M. François DAGNAUD, adjoint, président. - Merci.

Nous poursuivons avec Christophe NAJDOVSKI pour le groupe "Les Verts".

M. Christophe NAJDOVSKI, adjoint. - Merci, Monsieur le Maire.

J’interviens en lieu et place de Véronique DUBARRY qui n’a pas pu rester parmi nous cet après-midi.

C'est une délibération que l'on pourrait qualifier d'historique, tant elle s'est fait attendre. Cela fait en effet 19 ans, depuis la loi du 31 mai 1990, que l'accueil des gens du voyage relève des collectivités locales ou établissements publics de coopération intercommunale et cela fait 9 ans, depuis la loi du 5 juillet 2000, qu'il est précisé que cet accueil doit se faire dans les meilleures conditions, dans le respect des droits et devoirs de chacun, sur des sites d'accueil dignes de ce nom.

Il y a plus de 5 ans, en 2004, nous avions voté le Schéma départemental d'accueil des gens du voyage qui prévoyait la réalisation d'aires d'accueil à taille humaine pour des accueils de courte durée, destinées à des familles dont l'un des membres était hospitalisé. Le Schéma prévoyait de réaliser 200 places de caravane, réparties sur sept aires d'accueil de 20 à 30 places, sauf pour une aire qui pourrait être portée à 40 places.

Aujourd'hui, ce n'est que la première tranche de ce Schéma qui nous est soumise, avec le projet de réaliser trois aires d'accueil : rue Lucien Bossoutrot dans le 15e, route du Fort de Gravelle dans le 12e et route des Tribunes dans le 16e.

Ces trois aires regroupent environ 90 places de caravane.

Compte tenue de l'urgence et du retard accumulé par rapport à des objectifs qui découlent d'obligations légales, nous serions étonnés que ces projets d'implantation ne fassent pas consensus, d'autant, nous tenons à le rappeler, que par rapport aux objectifs du schéma départemental, il reste encore une centaine de places à réaliser.

Aussi, nous nous félicitons qu’enfin, ce schéma départemental aboutisse à une concrétisation et nous vous encourageons, Madame la Maire, à mettre en œuvre rapidement la deuxième tranche.

Je vous remercie.

M. François DAGNAUD, adjoint, président. - Merci.

Nous terminons avec Pierre LELLOUCHE.

M. Pierre LELLOUCHE. - Merci, Monsieur le Maire.

Monsieur le Préfet, mes chers collègues, je souhaiterais, si j'ose dire, profiter de ce débat sur les aires de stationnement des gens du voyage pour soumettre à notre Assemblée, à vous, Monsieur le Maire, à vous, Monsieur le Préfet, un problème sérieux qui dure depuis plusieurs mois et qui concerne certains arrondissements du Centre de Paris, et notamment le 8e et le 9e arrondissement en particulier.

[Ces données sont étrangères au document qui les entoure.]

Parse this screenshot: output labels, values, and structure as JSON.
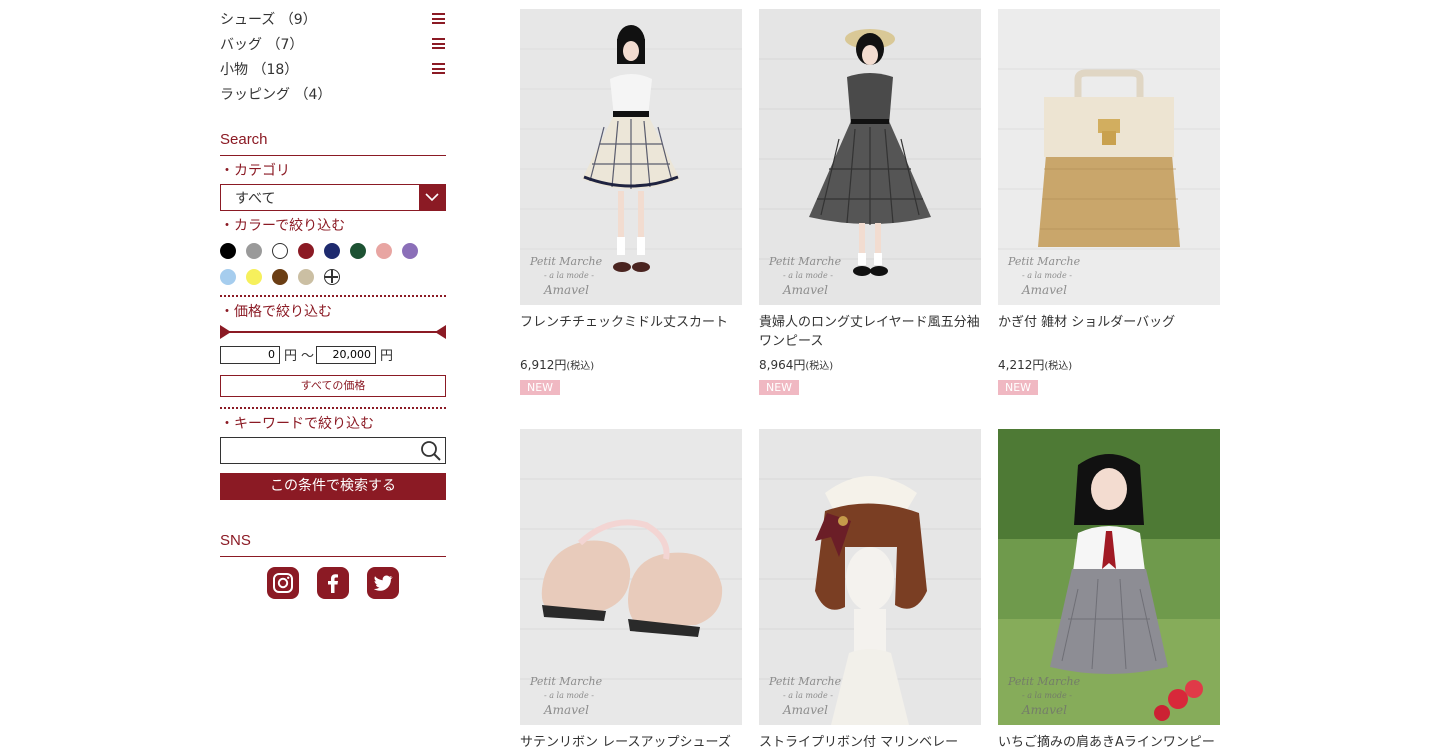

Mes chers collègues, il existe désormais en plein cœur de Paris, devant les façades des grands magasins boulevard Haussmann et dans les rues avoisinantes, en particulier rue Auber, rue Caumartin, rue Vignon, mais également rue Rossini, tout à côté de l'hôtel des ventes de Drouot et de la mairie du 9e, ou encore dans certaines parcelles de l’avenue Matignon, de véritables campements permanents de citoyens roumains.

Cette situation perdure depuis de nombreux mois, voire au moins une année. Elle concerne, aux dires de la police et des riverains, au minimum entre 100 et 200 personnes par jour, des deux sexes et de tous âges, provenant, d'après ce que l'on en sait, des mêmes villages de Roumanie.

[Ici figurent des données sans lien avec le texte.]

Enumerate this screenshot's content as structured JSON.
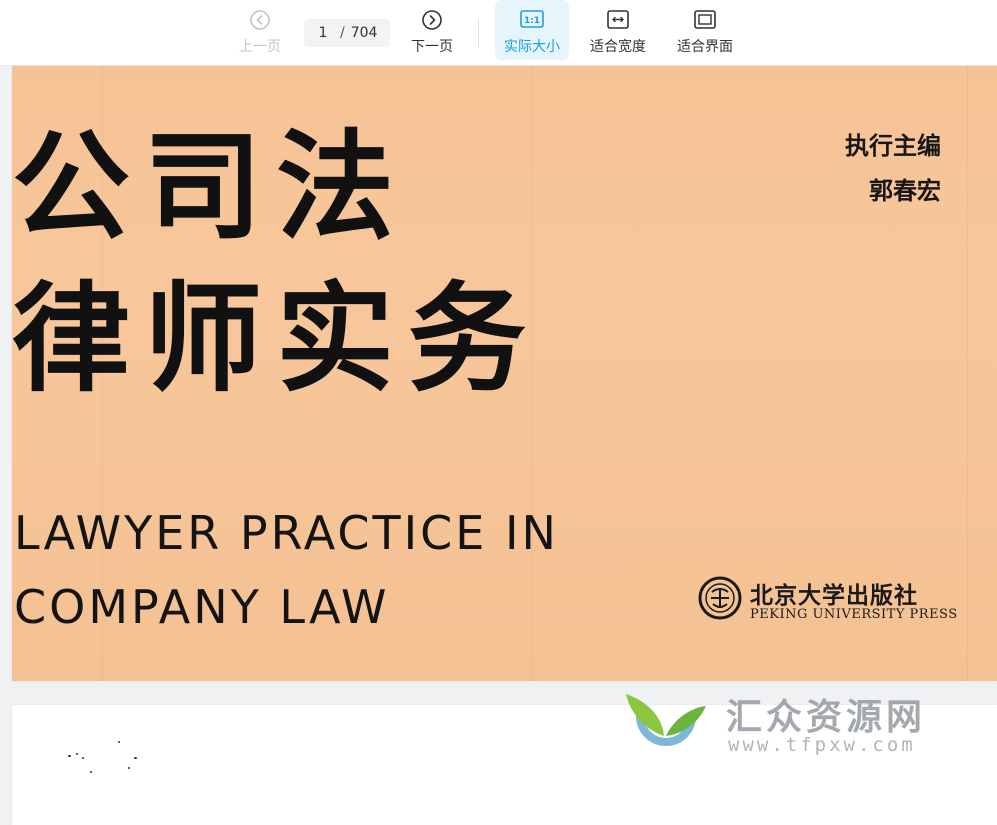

La journée, ces personnes se livrent à la mendicité en général et on estime à environ 600 euros mensuels la somme ainsi récoltée, soit quatre fois le salaire minimum en Roumanie, ainsi qu’à d'autres activités ou trafics.

La nuit, ces personnes ressortent des bouches d’égout leurs effets personnels : matelas, couvertures, voire postes de télévision, et s'installent sur le trottoir. On y cuisine, on y dort, on y lave le linge dans les caniveaux, on y fait ses besoins sur la voie publique.

Le dimanche, toute la journée, les riverains et, bien sûr, les touristes, nombreux dans ce quartier, passent à côté de véritables bidonvilles à ciel ouvert.

Cette situation, mes chers collègues, est devenue intolérable et je m'exprime ici à la demande de très nombreux riverains qui, depuis longtemps, nous ont saisis, Madame BURKLI, moi-même et, j’imagine aussi, le maire du 9e arrondissement.

Cette situation engendre un préjudice considérable pour l'image de notre Capitale. Je pense aux images que j'ai vu en fin d'année, alors que les grands magasins étaient illuminés d'un côté, la misère de l'autre côté. Elle entraîne des risques sanitaires, des violences parfois. Elle est insupportable pour les riverains qui ne comprennent pas un droit à géométrie variable. Le citoyen qui paie ses impôts subit l’enlèvement quasi immédiat de son véhicule si celui-ci est mal garé, il est verbalisé quasi immédiatement s'il a déposé un encombrant ou une poubelle avant l'heure de ramassage. En revanche, des dizaines de personnes peuvent camper dans nos rues des mois durant, entraînant, de ce fait, un grave trouble à l'ordre public, sans que l'autorité municipale ou étatique ne fasse cesser cette situation intolérable.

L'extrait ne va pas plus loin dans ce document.